Grosse Übereinstimmung
Die Abteilung für Umwelt des Departements Bau, Verkehr und Umwelt (BVU) und die Fachgruppe OFI (Oberflächeninfrastruktur) der Regionalkonferenz Jura Ost haben zu den Vorschlägen je eine Stellungnahme ausgearbeitet. Beide Berichte wurden am Donnerstagabend im Rahmen der 31. Regionalkonferenz erläutert. Ob eine gemeinsame Stellungnahme nicht mehr Gewicht hätte, wollte ein Konferenzteilnehmer wissen. Tatsache ist, in den wesentlichen Punkten stimmen die Stellungnahmen des Kantons und der Regionalkonferenz überein. Die Ergebnisse werden nun in die weitere Konkretisierung der Planungsarbeiten einfliessen.

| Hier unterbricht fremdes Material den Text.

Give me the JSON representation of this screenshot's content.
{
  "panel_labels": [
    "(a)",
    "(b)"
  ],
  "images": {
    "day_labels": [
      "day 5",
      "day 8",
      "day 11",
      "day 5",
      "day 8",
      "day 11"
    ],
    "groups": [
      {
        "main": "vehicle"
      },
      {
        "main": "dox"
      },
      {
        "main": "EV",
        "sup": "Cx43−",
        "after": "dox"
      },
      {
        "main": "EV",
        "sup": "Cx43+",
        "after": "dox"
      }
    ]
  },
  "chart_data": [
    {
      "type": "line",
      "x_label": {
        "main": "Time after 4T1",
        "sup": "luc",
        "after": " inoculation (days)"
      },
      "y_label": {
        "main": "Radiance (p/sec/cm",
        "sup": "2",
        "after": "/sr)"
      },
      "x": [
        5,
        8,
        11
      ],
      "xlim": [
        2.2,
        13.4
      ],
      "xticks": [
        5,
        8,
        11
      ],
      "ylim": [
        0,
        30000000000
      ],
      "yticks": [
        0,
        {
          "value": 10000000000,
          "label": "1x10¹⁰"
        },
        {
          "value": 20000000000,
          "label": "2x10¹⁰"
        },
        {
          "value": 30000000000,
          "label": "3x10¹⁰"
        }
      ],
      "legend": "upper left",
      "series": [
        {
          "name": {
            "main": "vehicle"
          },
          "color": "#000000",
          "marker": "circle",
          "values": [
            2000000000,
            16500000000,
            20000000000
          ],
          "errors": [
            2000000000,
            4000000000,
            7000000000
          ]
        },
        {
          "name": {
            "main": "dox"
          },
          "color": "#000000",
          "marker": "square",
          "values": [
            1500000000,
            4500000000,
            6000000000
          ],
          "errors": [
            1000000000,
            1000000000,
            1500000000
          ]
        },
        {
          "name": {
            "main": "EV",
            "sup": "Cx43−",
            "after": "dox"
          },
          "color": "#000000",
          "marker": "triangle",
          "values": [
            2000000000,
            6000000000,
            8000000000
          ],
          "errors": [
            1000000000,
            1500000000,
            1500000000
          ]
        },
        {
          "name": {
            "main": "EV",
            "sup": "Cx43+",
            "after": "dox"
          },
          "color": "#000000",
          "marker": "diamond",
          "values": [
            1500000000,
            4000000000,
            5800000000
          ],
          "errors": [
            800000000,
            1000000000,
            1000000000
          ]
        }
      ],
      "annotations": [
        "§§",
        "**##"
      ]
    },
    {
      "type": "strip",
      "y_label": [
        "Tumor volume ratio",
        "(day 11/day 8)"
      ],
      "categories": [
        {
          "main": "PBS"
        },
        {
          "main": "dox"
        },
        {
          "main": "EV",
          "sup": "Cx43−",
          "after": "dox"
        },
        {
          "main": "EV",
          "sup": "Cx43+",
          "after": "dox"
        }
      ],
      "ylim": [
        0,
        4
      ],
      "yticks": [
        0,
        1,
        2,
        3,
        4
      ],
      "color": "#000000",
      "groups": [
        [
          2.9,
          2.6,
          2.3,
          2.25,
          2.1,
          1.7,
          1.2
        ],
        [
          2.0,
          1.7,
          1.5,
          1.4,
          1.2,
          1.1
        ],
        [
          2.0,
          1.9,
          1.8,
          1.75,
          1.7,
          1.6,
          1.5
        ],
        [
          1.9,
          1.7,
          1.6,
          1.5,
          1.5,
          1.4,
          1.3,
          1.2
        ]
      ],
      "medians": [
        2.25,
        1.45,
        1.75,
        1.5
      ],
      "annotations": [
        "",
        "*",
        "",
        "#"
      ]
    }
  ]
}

Lea Kiefer, Fachspezialistin Rohstoffe und Geologie im BVU, rief die unveränderte Haltung des Regierungsrates in Erinnerung indem sie betonte: «Der Regierungsrat will grundsätzlich kein Tiefenlager im Kanton Aargau, ist aber gewillt, konstruktiv im Standortauswahlverfahren mitzuarbeiten.» Meinert Rahn, Leiter Geologie beim Eidgenössischen Nuklearsicherheitsinspektorat (Ensi) sprach davon, wie die Ensi-Richtlinien alle paar Jahre den neugewonnenen Erfahrungen angepasst werden und Olivier Moser, Projektleiter Regionale Partizipation bei der Nagra erklärte, dass auf dem Bözberg ganz bestimmt keine weitere Bohrung mehr erfolgen wird.

Verabschiedung vertagt
Die 31. Regionalkonferenz fand am Donnerstagabend per Videokonferenz statt und vereinigte 76 Teilnehmerinnen und Teilnehmer vor den Bildschirmen. Geleitet wurde die Konferenz von Vereinspräsident Ueli Müller aus dem Berufsund Weiterbildungszentrum (BWZ) Brugg. Die Vereinsmitglieder setzen sich zusammen aus Vertretungen aus Politik, Wirtschaft und Interessengruppierungen sowie aus Nicht-Organisierten.

Angesichts der Umstände (Videokonferenz) wurde auf die definitive Verabschiedung der Stellungnahme verzichtet. Die Formalität wurde auf den 16. September vertagt – in der Hoffnung, dass sich die Corona-Situation bis dahin weiter entschärft und die Mitglieder sich dann wieder persönlich begegnen können.